Аббат закончил фразу и положил перо на стоящий перед ним бронзовый лоток.
— Ну, сын мой? Я слушаю. — Он поднял глаза. — Если у тебя есть необходимость во мне, говори смело.
— Отец мой, — едва смог произнести Эльюрик. Его горло сжалось и пересохло, а голос звучал так слабо, что его едва можно было расслышать на другом конце комнаты. — Я в большой беде. Я даже не знаю, как рассказать о ней, не знаю, насколько это мой позор, а насколько моя вина. Видит бог, я боролся, я постоянно молился, чтобы уберечься от зла.

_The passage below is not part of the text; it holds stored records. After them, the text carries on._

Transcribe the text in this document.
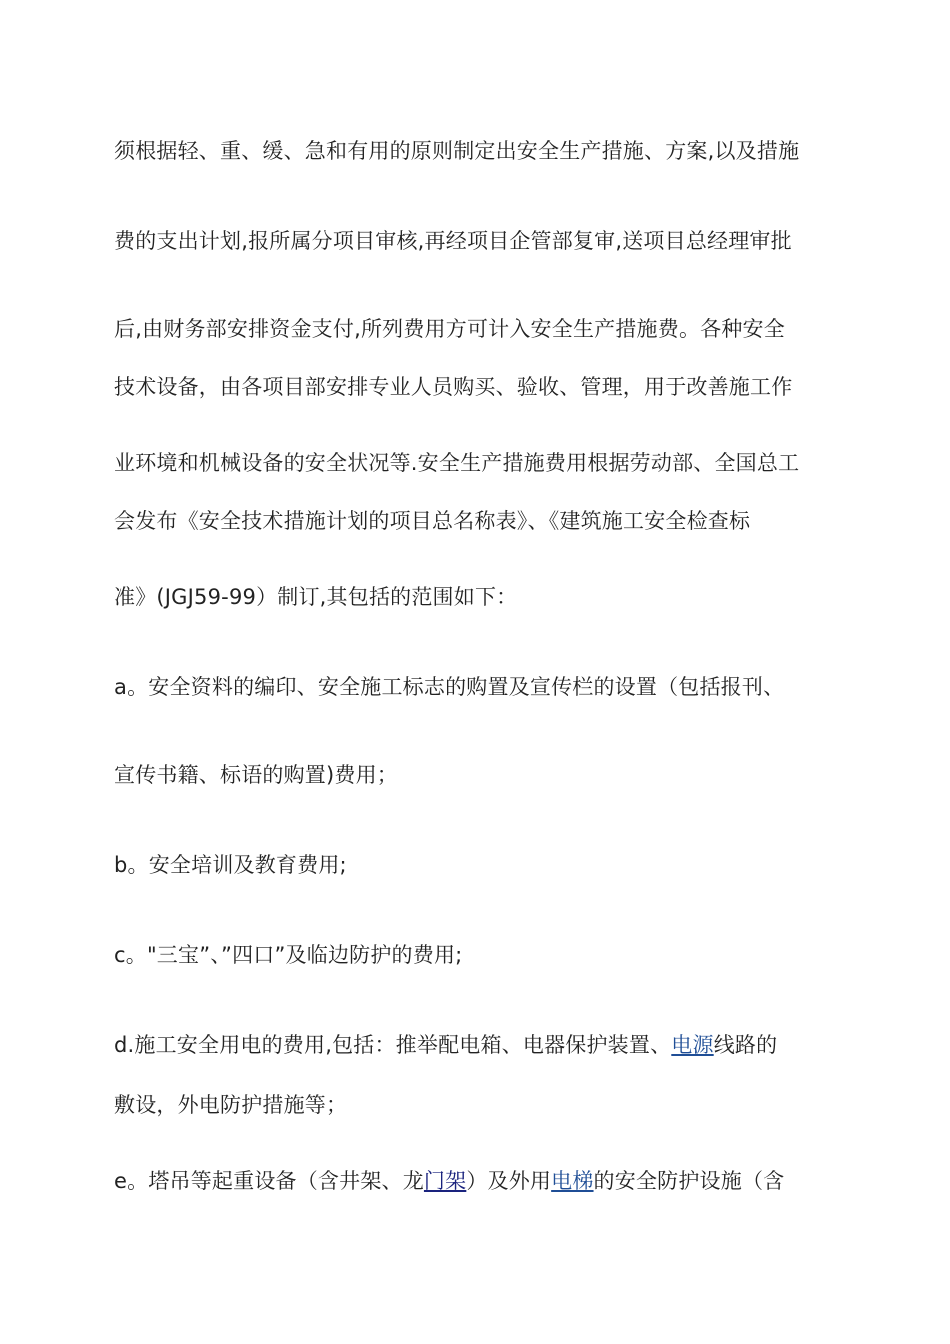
须根据轻、重、缓、急和有用的原则制定出安全生产措施、方案,以及措施
费的支出计划,报所属分项目审核,再经项目企管部复审,送项目总经理审批
后,由财务部安排资金支付,所列费用方可计入安全生产措施费。各种安全
技术设备，由各项目部安排专业人员购买、验收、管理，用于改善施工作
业环境和机械设备的安全状况等.安全生产措施费用根据劳动部、全国总工
会发布《安全技术措施计划的项目总名称表》、《建筑施工安全检查标
准》(JGJ59-99）制订,其包括的范围如下：
a。安全资料的编印、安全施工标志的购置及宣传栏的设置（包括报刊、
宣传书籍、标语的购置)费用；
b。安全培训及教育费用;
c。"三宝”、”四口”及临边防护的费用;
d.施工安全用电的费用,包括：推举配电箱、电器保护装置、电源线路的
敷设，外电防护措施等；
e。塔吊等起重设备（含井架、龙门架）及外用电梯的安全防护设施（含
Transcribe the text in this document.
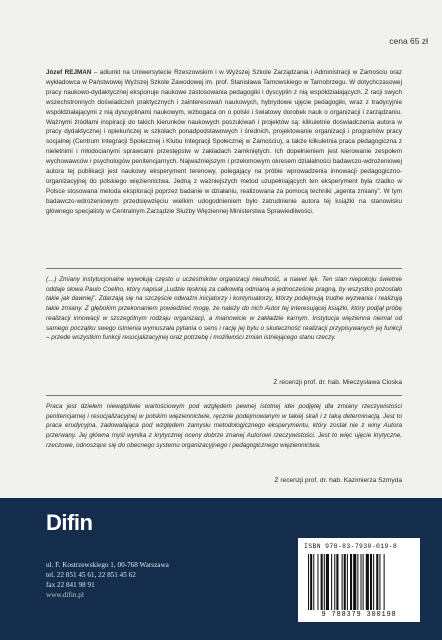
cena 65 zł
Józef REJMAN – adiunkt na Uniwersytecie Rzeszowskim i w Wyższej Szkole Zarządzania i Administracji w Zamościu oraz wykładowca w Państwowej Wyższej Szkole Zawodowej im. prof. Stanisława Tarnowskiego w Tarnobrzegu. W dotychczasowej pracy naukowo-dydaktycznej eksponuje naukowe zastosowania pedagogiki i dyscyplin z nią współdziałających. Z racji swych wszechstronnych doświadczeń praktycznych i zainteresowań naukowych, hybrydowe ujęcie pedagogiki, wraz z tradycyjnie współdziałającymi z nią dyscyplinami naukowym, wzbogaca on o polski i światowy dorobek nauk o organizacji i zarządzaniu. Ważnymi źródłami inspiracji do takich kierunków naukowych poszukiwań i projektów są: kilkuletnie doświadczenia autora w pracy dydaktycznej i opiekuńczej w szkołach ponadpodstawowych i średnich, projektowanie organizacji i programów pracy socjalnej (Centrum Integracji Społecznej i Klubu Integracji Społecznej w Zamościu), a także kilkuletnia praca pedagogiczna z nieletnimi i młodocianymi sprawcami przestępstw w zakładach zamkniętych. Ich dopełnieniem jest kierowanie zespołem wychowawców i psychologów penitencjarnych. Najważniejszym i przełomowym okresem działalności badawczo-wdrożeniowej autora tej publikacji jest naukowy eksperyment terenowy, polegający na próbie wprowadzenia innowacji pedagogiczno-organizacyjnej do polskiego więziennictwa. Jedną z ważniejszych metod uzupełniających ten eksperyment była rzadko w Polsce stosowana metoda eksploracji poprzez badanie w działaniu, realizowana za pomocą techniki „agenta zmiany”. W tym badawczo-wdrożeniowym przedsięwzięciu wielkim udogodnieniem było zatrudnienie autora tej książki na stanowisku głównego specjalisty w Centralnym Zarządzie Służby Więziennej Ministerstwa Sprawiedliwości.
(…) Zmiany instytucjonalne wywołują często u uczestników organizacji nieufność, a nawet lęk. Ten stan niepokoju świetnie oddaje słowa Paulo Coelho, który napisał „Ludzie tęsknią za całkowitą odmianą a jednocześnie pragną, by wszystko pozostało takie jak dawniej”. Zdarzają się na szczęście odważni inicjatorzy i kontynuatorzy, którzy podejmują trudne wyzwania i realizują takie zmiany. Z głębokim przekonaniem powiedzieć mogę, że należy do nich Autor tej interesującej książki, który podjął próbę realizacji innowacji w szczególnym rodzaju organizacji, a mianowicie w zakładzie karnym. Instytucja więzienna niemal od samego początku swego istnienia wymuszała pytania o sens i rację jej bytu o skuteczność realizacji przypisywanych jej funkcji – przede wszystkim funkcji resocjalizacyjnej oraz potrzebę i możliwości zmian istniejącego stanu rzeczy.
Z recenzji prof. dr. hab. Mieczysława Cioska
Praca jest dziełem niewątpliwie wartościowym pod względem pewnej istotnej idei podjętej dla zmiany rzeczywistości penitencjarnej i resocjalizacyjnej w polskim więziennictwie, ręcznie podejmowanym w takiej skali i z taką determinacją. Jest to praca erudycyjna, zadowalająca pod względem zamysłu metodologicznego eksperymentu, który został nie z winy Autora przerwany. Jej główna myśl wynika z krytycznej oceny dobrze znanej Autorowi rzeczywistości. Jest to więc ujęcie krytyczne, rzeczowe, odnoszące się do obecnego systemu organizacyjnego i pedagogicznego więziennictwa.
Z recenzji prof. dr. hab. Kazimierza Szmyda
Difin
ul. F. Kostrzewskiego 1, 00-768 Warszawa
tel. 22 851 45 61, 22 851 45 62
fax 22 841 98 91
www.difin.pl
ISBN 978-83-7930-019-8
9 788379 300198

Я — и проситель, и кающийся грешник, и все же я не согрешил и еще надеюсь, что милостью своей и пониманием вы спасете меня от преступления.
Радульфус присмотрелся к Эльюрику внимательнее и увидел, какое сильное напряжение сковывает тело юноши и что он трепещет, как натянутая тетива. Сверхчувствительный юноша, вечно мучимый угрызениями совести из-за проступков, которые часто были либо воображаемыми, либо столь простительными, что считать их грехом само по себе являлось преступлением, поскольку это значило идти против истины.
— Дитя мое, — промолвил аббат успокаивающим тоном, — насколько я тебя знаю, ты постоянно торопишься обвинить себя в тяжких грехах из-за всякой мелочи, которую разумный человек не счел бы достойной упоминания. Берегись впасть в гордыню! Ибо умеренность во всем — не только ясный путь к совершенству, но самый верный и самый скромный. А теперь говори прямо, и давай вместе посмотрим, что можно сделать, чтобы покончить с твоей бедой. — И добавил, оживившись: — Подойди ближе! Я хочу видеть тебя хорошенько и слышать, что разумного ты скажешь.
Эльюрик, еле передвигая ноги, приблизился, облизал сухие губы и с такой силой сцепил перед собой дрожащие руки, что побелели костяшки пальцев.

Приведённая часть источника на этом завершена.